A comparison of chemotherapy regimens given in combination with anti-HER2 therapy in the neoadjuvant setting showed that the addition of anthracyclines to a paclitaxel-carboplatin regimen is not necessary for patients with HER2-positive breast cancer. There was a high rate of response in both groups, and the anthracyclines added to the toxicity profile of the treatments.

“Neoadjuvant polychemotherapy plus trastuzumab and pertuzumab results in high numbers of treated patients achieving pathological complete responses in HER2-positive breast cancer, but this treatment is not without toxicity,” wrote study authors led by Mette S. van Ramshorst, MD, of the Netherlands Cancer Institute in Amsterdam. “The optimal chemotherapy backbone with respect to both efficacy and safety has not been identified.”

The TRAIN-2 study was an open-label, randomized, phase III trial including a total of 438 patients (418 evaluable for primary endpoint) with stage II to III HER2-positive breast cancer. All patients received trastuzumab and pertuzumab, and were randomized to also receive either fluorouracil, epirubicin, and cyclophosphamide followed by paclitaxel and carboplatin, or just the carboplatin and paclitaxel regimen. The results were published in Lancet Oncology.

The median age in the anthracycline group was 49 years, and 48 years in the non-anthracycline group. Just over half of both groups were premenopausal, and just under 60% of both groups were estrogen receptor positive and/or progesterone receptor positive. The patients were followed for a median of 19 months.

In the anthracycline group, 141 of 212 patients (67%) achieved a pathologic complete response. In the non-anthracycline group, 140 out of 206 patients (68%) achieved such a response, for a difference of −1.5% (P = .95). A post-hoc analysis found that more patients with hormone receptor (HR)-negative tumors achieved a pathologic complete response than those with HR-positive tumors.

In the anthracycline group, 15% of patients discontinued treatment early due to adverse events; in the non-anthracycline group, this rate was 12%. A total of 61 patients receiving anthracyclines had a serious adverse event (28%), compared with 49 in the non-anthracycline group (22%). Similar proportions in each group had a left ventricular ejection fraction (LVEF) decrease of 10% or more and LVEF below 50% (5% and 3%; P = .32).

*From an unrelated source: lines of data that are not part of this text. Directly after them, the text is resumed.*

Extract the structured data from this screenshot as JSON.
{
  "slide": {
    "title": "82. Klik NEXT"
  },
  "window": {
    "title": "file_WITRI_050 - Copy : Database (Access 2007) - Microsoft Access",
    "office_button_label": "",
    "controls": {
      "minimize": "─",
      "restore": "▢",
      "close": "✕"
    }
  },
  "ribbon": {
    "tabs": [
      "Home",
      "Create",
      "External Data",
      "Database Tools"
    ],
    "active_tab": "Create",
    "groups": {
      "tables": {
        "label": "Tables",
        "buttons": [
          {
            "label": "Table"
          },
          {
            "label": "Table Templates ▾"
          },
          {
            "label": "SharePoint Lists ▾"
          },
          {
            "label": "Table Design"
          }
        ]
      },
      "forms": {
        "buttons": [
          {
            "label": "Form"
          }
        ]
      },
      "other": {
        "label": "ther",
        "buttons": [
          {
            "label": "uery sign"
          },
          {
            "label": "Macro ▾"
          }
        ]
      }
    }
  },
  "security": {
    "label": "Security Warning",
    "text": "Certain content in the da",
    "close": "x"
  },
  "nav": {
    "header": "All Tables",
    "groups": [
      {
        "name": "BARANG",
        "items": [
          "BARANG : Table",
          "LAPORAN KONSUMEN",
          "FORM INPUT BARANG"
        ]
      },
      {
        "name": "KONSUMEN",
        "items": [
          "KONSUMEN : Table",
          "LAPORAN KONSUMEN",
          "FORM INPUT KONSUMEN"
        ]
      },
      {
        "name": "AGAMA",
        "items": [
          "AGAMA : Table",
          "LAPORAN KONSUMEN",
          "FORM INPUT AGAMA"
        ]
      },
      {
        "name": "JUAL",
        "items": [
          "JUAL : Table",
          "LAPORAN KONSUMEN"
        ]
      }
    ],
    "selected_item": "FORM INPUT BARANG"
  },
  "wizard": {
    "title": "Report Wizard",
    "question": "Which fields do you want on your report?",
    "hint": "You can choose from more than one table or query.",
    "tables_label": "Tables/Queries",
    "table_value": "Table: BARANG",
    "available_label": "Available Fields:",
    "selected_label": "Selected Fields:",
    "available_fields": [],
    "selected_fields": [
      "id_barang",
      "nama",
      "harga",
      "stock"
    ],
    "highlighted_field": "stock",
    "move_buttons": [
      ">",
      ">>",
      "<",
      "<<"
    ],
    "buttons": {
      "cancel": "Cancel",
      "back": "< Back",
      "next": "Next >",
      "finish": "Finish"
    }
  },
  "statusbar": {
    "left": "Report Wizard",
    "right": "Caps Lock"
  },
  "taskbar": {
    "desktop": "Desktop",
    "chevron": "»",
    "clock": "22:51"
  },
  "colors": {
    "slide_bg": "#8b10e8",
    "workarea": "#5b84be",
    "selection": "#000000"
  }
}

The most common grade 3 or worse adverse event in both groups was neutropenia, though grade 4 neutropenia was more common in the anthracycline group (18% vs 6%; P = .0004). Grade 3 or 4 febrile neutropenia was also more common with anthracyclines, at 10% compared with 1% (P < .0001).

“Consequently, omitting anthracyclines might be an attractive approach for the treatment of HER2-positive breast cancer in the presence of dual HER2 blockade,” the authors concluded, adding that further follow-up and overall survival data are still needed to confirm the similar efficacies seen in this analysis.

In an accompanying editorial, Sherene Loi, MD, PhD, of the Peter MacCallum Cancer Centre in Melbourne, agreed that “the evidence continues to support the notion that anthracyclines could be reasonably excluded in the presence of pertuzumab with trastuzumab.” She also noted that this trial should “give clinicians the confidence” to use paclitaxel in place of docetaxel, though other research has raised the question of whether the carboplatin is actually adding any benefit to the regimen. In the future, she wrote, studies will need to further elucidate which patients will fare well with these treatment options and which might need a different approach. In particular, surveillance with circulating tumor DNA shows promise in guiding treatment, she wrote. “This information might eventually spare us the cost and time required for large randomized adjuvant studies, as we will be able to precisely define the patients for whom survival outcomes need to be improved.”